New GSA Video Puts Agency in Issa's Crosshairs
The House committee on Oversight and Government Reform released yet another new video clip today from the U.S. General Services Administration's big-spending conference in Las Vegas, extending the embarrassing episode for the agency and the Obama administration.
In the newly surfaced clip, which is titled "POTUS [President of the United States] Wants a Press Event," employees sing a fast-tempo melody, "Are you ready for a miracle? GSA's going green."
At one point, a roomful of GSA employees holding a portrait of President Obama sings, "Martha and Bob to take the lead, you know they need us so, POTUS wants a press event, a project he can show."
An administration official leaked videos from the conference Friday to the Huffington Post, but the committee says this previously unseen clip from the awards show was not included in that video dump. When the clip, which features dozens of GSA employees, was played Oct. 28, 2010, at the "Capstone Dinner Event," GSA convention organizer Jeffrey Neely remarks, "That was amazing, was there anybody in Region 7 who wasn't in that thing?"
"If they didn't work on Friday, then chances are they weren't in the video," answered another GSA representative named Karen, drawing laughter from the crowd.
The video clip is another black eye for the government agency, after multiple videos were uncovered in an inspector general's investigation, drawing sharp criticism from the House's top cop, Rep. Darrell Issa, the chairman of the committee, for wasting taxpayer money.
"This is not just about a single convention, but a festering culture of entitlement and wasting taxpayer money within the federal bureaucracy," Issa, R-Calif., wrote in a statement. "Taxpayer's time should be used for real work and not a high school musical like production on the Obama administration's stimulus spending spree.
"Eleven months after the GSA inspector general briefed the Obama Administration on the facts about waste and wrongdoing, we are still looking for accountability and answers about delayed action that does not fully address the underlying problem."
The House committee on Transportation and Infrastructure released new details last week from a report showing that GSA spent nearly $440,000 on "lavish gifts" such iPods and digital cameras for an incentive program for its employees.
The GSA was under fire a day earlier for a video featuring a U.S. General Services Administration employee joking about excess government spending.
Even before that video came to light, the agency was being criticized for spending about $823,000 on a Las Vegas convention in 2010 for 300 employees, which included thousands of dollars spent on items such as a commemorative coin set, a mind reader, a comedian and a clown.

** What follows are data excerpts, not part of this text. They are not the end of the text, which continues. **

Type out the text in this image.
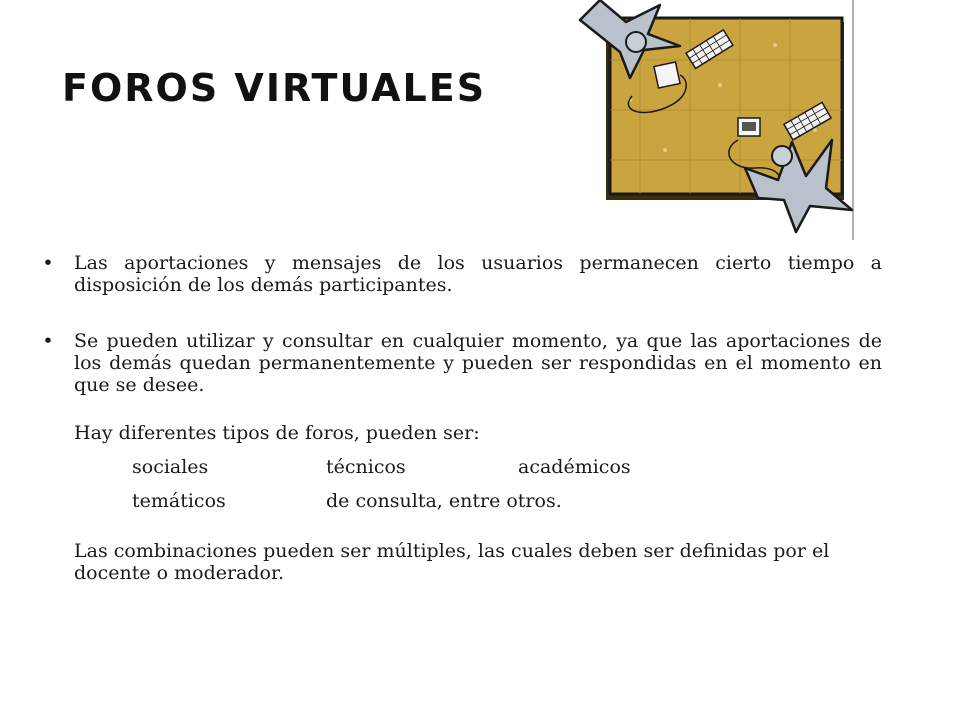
FOROS VIRTUALES
• Las aportaciones y mensajes de los usuarios permanecen cierto tiempo a disposición de los demás participantes.
• Se pueden utilizar y consultar en cualquier momento, ya que las aportaciones de los demás quedan permanentemente y pueden ser respondidas en el momento en que se desee.
Hay diferentes tipos de foros, pueden ser:
sociales	técnicos	académicos
temáticos	de consulta, entre otros.
Las combinaciones pueden ser múltiples, las cuales deben ser definidas por el docente o moderador.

GSA administrator Martha Johnson resigned abruptly after the GSA inspector general presented findings of abuse and waste of taxpayer dollars from the conference.

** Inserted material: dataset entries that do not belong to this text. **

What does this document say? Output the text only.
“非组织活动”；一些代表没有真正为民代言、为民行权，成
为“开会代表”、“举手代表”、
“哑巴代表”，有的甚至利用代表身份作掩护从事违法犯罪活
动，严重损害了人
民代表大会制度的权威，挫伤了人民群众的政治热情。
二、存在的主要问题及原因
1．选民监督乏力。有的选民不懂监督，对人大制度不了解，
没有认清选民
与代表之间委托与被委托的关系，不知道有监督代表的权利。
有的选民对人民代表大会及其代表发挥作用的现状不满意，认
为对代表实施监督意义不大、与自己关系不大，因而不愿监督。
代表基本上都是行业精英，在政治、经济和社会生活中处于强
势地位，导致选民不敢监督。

A review of budgets for the past four conferences conducted by Politico shows a pattern of increased spending for the conference before President Obama took office during the Bush administration, with costs climbing from $93,000 in 2004 to $323,855 in 2006 and soaring above $655,000 in 2008.
When Congress returns to Washington after the Easter recess, the House Transportation and Infrastructure subcommittee on Economic Development, Public Buildings and Emergency Management will convene a hearing April 19 to review the matter.
One Republican source close to the Oversight committee said Issa is working to schedule his own hearings into the matter, but plans have not been finalized. The source said the committee intends to investigate GSA spending from the previous administration and will ask for documentation "from the last several years."
As he prepared to take over as chairman of the committee after the GOP's landslide victory in 2010, Issa pledged to follow leads that began during the Bush administration. "I'm going to be investigating a president of my own party, because many of the issues we're working on began [with] President Bush or even before, and haven't been solved," Issa told MSNBC after the election Nov. 3, 2011.